Fait notable, cette crise ne découle pas d’un manque d’eau : le remplissage des barrages a franchi les 60%, avec des sommets à 75 % dans certaines zones, grâce à des pluies abondantes. C’est donc bien la vétusté du réseau qui est en cause.
Pour y remédier, la Banque mondiale a débloqué 332,5 millions de dollars destinés à moderniser la SONEDE, étendre le dessalement de Zarat et installer 100.000 compteurs intelligents, complétant un plan estival de 55 millions de dinars lancé en 2025. Malgré un accord régional signé en avril 2026 avec l’Algérie et la Libye, les coupures continuent de gagner du terrain, jusqu’aux portes de Tunis, sous une chaleur atteignant 47°C.
Six ans d’immobilisme énergétique
Depuis 2019, aucune nouvelle centrale de production majeure n’a été construite en Tunisie.

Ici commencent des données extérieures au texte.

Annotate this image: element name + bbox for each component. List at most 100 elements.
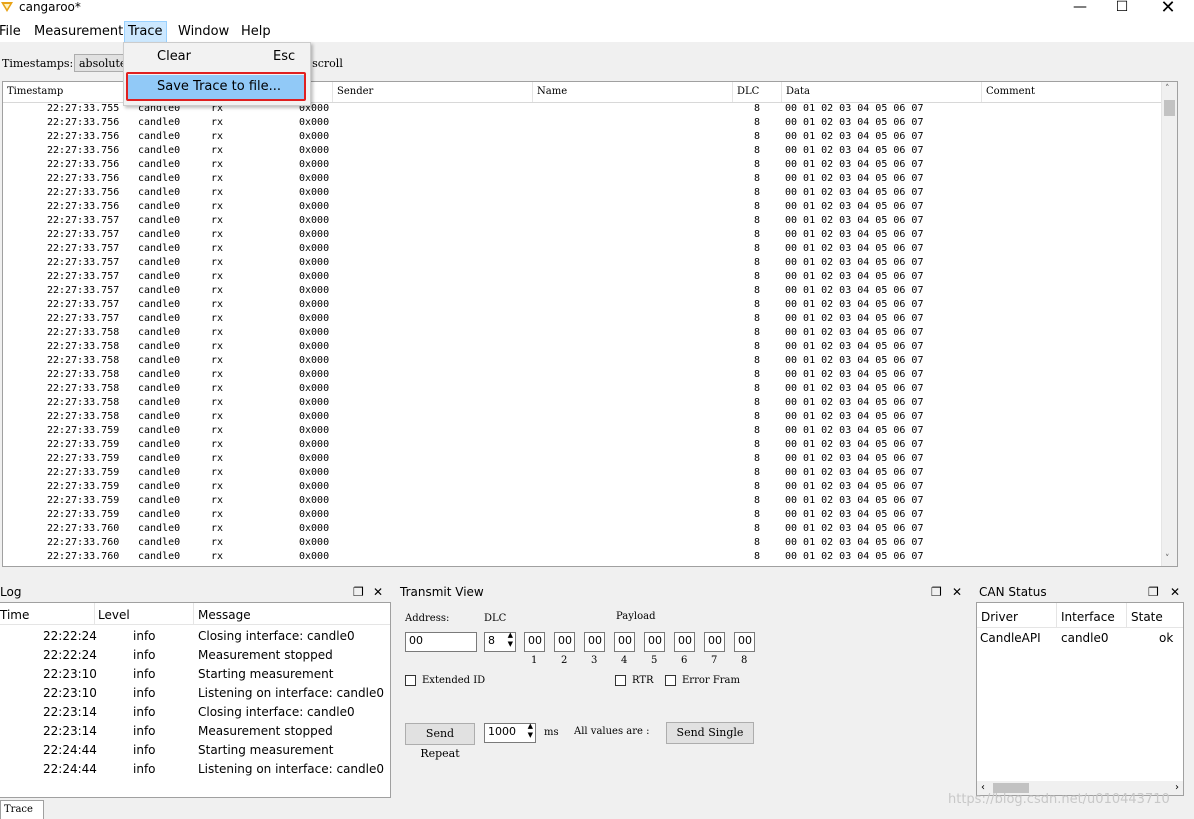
- table-row[interactable]: 22:27:33.759 candle0 rx 0x000 8 00 01 02 03 0…: [3, 424, 1162, 438]
- col-data[interactable]: Data: [782, 82, 982, 102]
- data-cell: 00 01 02 03 04 05 06 07: [785, 103, 924, 114]
- scroll-down-icon[interactable]: ˅: [1165, 554, 1170, 564]
- spin-arrows-icon[interactable]: ▲ ▼: [528, 722, 533, 740]
- error-frame-checkbox[interactable]: [665, 675, 676, 686]
- table-row[interactable]: 22:27:33.757 candle0 rx 0x000 8 00 01 02 03 0…: [3, 214, 1162, 228]
- table-row[interactable]: 22:27:33.759 candle0 rx 0x000 8 00 01 02 03 0…: [3, 494, 1162, 508]
- direction-cell: rx: [211, 369, 224, 380]
- payload-byte-input[interactable]: 00: [644, 632, 665, 652]
- payload-byte-input[interactable]: 00: [584, 632, 605, 652]
- table-row[interactable]: 22:27:33.760 candle0 rx 0x000 8 00 01 02 03 0…: [3, 522, 1162, 536]
- direction-cell: rx: [211, 215, 224, 226]
- spin-arrows-icon[interactable]: ▲ ▼: [508, 631, 513, 649]
- float-icon[interactable]: ❐: [1148, 585, 1159, 599]
- table-row[interactable]: 22:27:33.758 candle0 rx 0x000 8 00 01 02 03 0…: [3, 340, 1162, 354]
- table-row[interactable]: 22:27:33.758 candle0 rx 0x000 8 00 01 02 03 0…: [3, 354, 1162, 368]
- tab-trace[interactable]: Trace: [0, 800, 44, 819]
- table-row[interactable]: 22:27:33.756 candle0 rx 0x000 8 00 01 02 03 0…: [3, 158, 1162, 172]
- payload-byte-input[interactable]: 00: [614, 632, 635, 652]
- menu-file[interactable]: File: [0, 22, 24, 42]
- close-icon[interactable]: ✕: [373, 585, 383, 599]
- table-row[interactable]: 22:27:33.758 candle0 rx 0x000 8 00 01 02 03 0…: [3, 368, 1162, 382]
- table-row[interactable]: 22:27:33.758 candle0 rx 0x000 8 00 01 02 03 0…: [3, 396, 1162, 410]
- interval-spinbox[interactable]: 1000 ▲ ▼: [484, 722, 536, 743]
- table-row[interactable]: 22:27:33.759 candle0 rx 0x000 8 00 01 02 03 0…: [3, 508, 1162, 522]
- menu-measurement[interactable]: Measurement: [31, 22, 126, 42]
- menu-help[interactable]: Help: [238, 22, 274, 42]
- menu-window[interactable]: Window: [175, 22, 232, 42]
- send-single-button[interactable]: Send Single: [666, 722, 754, 744]
- table-row[interactable]: 22:27:33.759 candle0 rx 0x000 8 00 01 02 03 0…: [3, 438, 1162, 452]
- table-row[interactable]: 22:27:33.758 candle0 rx 0x000 8 00 01 02 03 0…: [3, 326, 1162, 340]
- table-row[interactable]: 22:27:33.759 candle0 rx 0x000 8 00 01 02 03 0…: [3, 480, 1162, 494]
- table-row[interactable]: 22:27:33.760 candle0 rx 0x000 8 00 01 02 03 0…: [3, 536, 1162, 550]
- table-row[interactable]: 22:27:33.757 candle0 rx 0x000 8 00 01 02 03 0…: [3, 228, 1162, 242]
- payload-byte-input[interactable]: 00: [734, 632, 755, 652]
- trace-table[interactable]: Timestamp Sender Name DLC Data Comment 2…: [2, 81, 1178, 567]
- table-row[interactable]: 22:27:33.757 candle0 rx 0x000 8 00 01 02 03 0…: [3, 270, 1162, 284]
- col-interface[interactable]: Interface: [1061, 610, 1115, 624]
- col-timestamp[interactable]: Timestamp: [3, 82, 134, 102]
- address-input[interactable]: 00: [405, 632, 477, 652]
- table-row[interactable]: 22:27:33.758 candle0 rx 0x000 8 00 01 02 03 0…: [3, 410, 1162, 424]
- table-row[interactable]: 22:27:33.760 candle0 rx 0x000 8 00 01 02 03 0…: [3, 550, 1162, 564]
- log-col-message[interactable]: Message: [198, 608, 251, 622]
- menu-trace[interactable]: Trace: [124, 21, 167, 43]
- table-row[interactable]: 22:27:33.757 candle0 rx 0x000 8 00 01 02 03 0…: [3, 312, 1162, 326]
- interface-cell: candle0: [138, 117, 181, 128]
- trace-scrollbar[interactable]: ˄ ˅: [1161, 82, 1177, 566]
- table-row[interactable]: 22:27:33.757 candle0 rx 0x000 8 00 01 02 03 0…: [3, 298, 1162, 312]
- dlc-cell: 8: [754, 327, 761, 338]
- payload-byte-input[interactable]: 00: [524, 632, 545, 652]
- table-row[interactable]: 22:27:33.757 candle0 rx 0x000 8 00 01 02 03 0…: [3, 284, 1162, 298]
- table-row[interactable]: 22:27:33.757 candle0 rx 0x000 8 00 01 02 03 0…: [3, 242, 1162, 256]
- dlc-spinbox[interactable]: 8 ▲ ▼: [484, 631, 516, 652]
- payload-byte-input[interactable]: 00: [704, 632, 725, 652]
- col-sender[interactable]: Sender: [333, 82, 533, 102]
- scroll-thumb[interactable]: [1164, 100, 1175, 116]
- timestamp-cell: 22:27:33.760: [47, 537, 120, 548]
- payload-byte-input[interactable]: 00: [674, 632, 695, 652]
- table-row[interactable]: 22:27:33.757 candle0 rx 0x000 8 00 01 02 03 0…: [3, 256, 1162, 270]
- log-time: 22:23:14: [43, 724, 97, 738]
- col-comment[interactable]: Comment: [982, 82, 1162, 102]
- table-row[interactable]: 22:27:33.758 candle0 rx 0x000 8 00 01 02 03 0…: [3, 382, 1162, 396]
- log-col-time[interactable]: Time: [0, 608, 29, 622]
- data-cell: 00 01 02 03 04 05 06 07: [785, 467, 924, 478]
- close-icon[interactable]: ✕: [1170, 585, 1180, 599]
- send-repeat-button[interactable]: Send Repeat: [405, 723, 475, 760]
- col-name[interactable]: Name: [533, 82, 733, 102]
- table-row[interactable]: 22:27:33.759 candle0 rx 0x000 8 00 01 02 03 0…: [3, 452, 1162, 466]
- scroll-right-icon[interactable]: ›: [1175, 781, 1179, 795]
- log-col-level[interactable]: Level: [98, 608, 130, 622]
- table-row[interactable]: 22:27:33.756 candle0 rx 0x000 8 00 01 02 03 0…: [3, 172, 1162, 186]
- log-time: 22:22:24: [43, 629, 97, 643]
- col-driver[interactable]: Driver: [981, 610, 1018, 624]
- float-icon[interactable]: ❐: [931, 585, 942, 599]
- maximize-icon[interactable]: ☐: [1102, 0, 1142, 18]
- col-state[interactable]: State: [1131, 610, 1163, 624]
- interface-cell: candle0: [138, 495, 181, 506]
- menu-item-clear[interactable]: Clear Esc: [124, 46, 310, 68]
- extended-id-checkbox[interactable]: [405, 675, 416, 686]
- scroll-up-icon[interactable]: ˄: [1165, 84, 1170, 94]
- table-row[interactable]: 22:27:33.756 candle0 rx 0x000 8 00 01 02 03 0…: [3, 116, 1162, 130]
- float-icon[interactable]: ❐: [353, 585, 364, 599]
- timestamps-select[interactable]: absolute: [74, 54, 128, 72]
- direction-cell: rx: [211, 355, 224, 366]
- rtr-checkbox[interactable]: [615, 675, 626, 686]
- table-row[interactable]: 22:27:33.756 candle0 rx 0x000 8 00 01 02 03 0…: [3, 130, 1162, 144]
- payload-byte-input[interactable]: 00: [554, 632, 575, 652]
- clear-shortcut: Esc: [273, 49, 296, 64]
- log-time: 22:23:10: [43, 686, 97, 700]
- close-icon[interactable]: ✕: [952, 585, 962, 599]
- table-row[interactable]: 22:27:33.756 candle0 rx 0x000 8 00 01 02 03 0…: [3, 186, 1162, 200]
- dlc-cell: 8: [754, 117, 761, 128]
- close-icon[interactable]: ✕: [1148, 0, 1188, 18]
- table-row[interactable]: 22:27:33.756 candle0 rx 0x000 8 00 01 02 03 0…: [3, 144, 1162, 158]
- minimize-icon[interactable]: —: [1060, 0, 1100, 18]
- table-row[interactable]: 22:27:33.759 candle0 rx 0x000 8 00 01 02 03 0…: [3, 466, 1162, 480]
- col-dlc[interactable]: DLC: [733, 82, 782, 102]
- table-row[interactable]: 22:27:33.756 candle0 rx 0x000 8 00 01 02 03 0…: [3, 200, 1162, 214]
- interface-cell: candle0: [138, 509, 181, 520]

C’est pourtant à cette date qu’a été mise en service Radès C, avec une capacité de 470 mégawatts — la dernière grande centrale réalisée dans le pays. Avant elle, la STEG avait suivi une stratégie régulière consistant à construire une nouvelle centrale environ tous les deux ans, avec une capacité moyenne de 400 mégawatts, afin de répondre à un besoin estimé à 200 mégawatts supplémentaires chaque année. Cette dynamique avait permis la mise en service successive de Ghannouch (2010), Sousse G (2014, après retard), Sousse D (2015) et Mornaguia (2017).
Mais depuis 2019, cet effort d’investissement s’est arrêté net. Pire, la situation s’est aggravée : certaines anciennes centrales, ayant atteint la fin de leur durée de vie technique, ont été définitivement mises hors service — c’est le cas des stations de Sousse A et de Gremda. Ainsi, non seulement aucune capacité nouvelle n’a été ajoutée, mais la capacité de production existante a elle-même diminué par rapport à son niveau de 2019.
Ce gel des investissements constitue, selon le texte, l’une des deux causes structurelles de la crise énergétique actuelle — l’autre étant le manque de gaz naturel pour faire fonctionner les centrales encore en activité.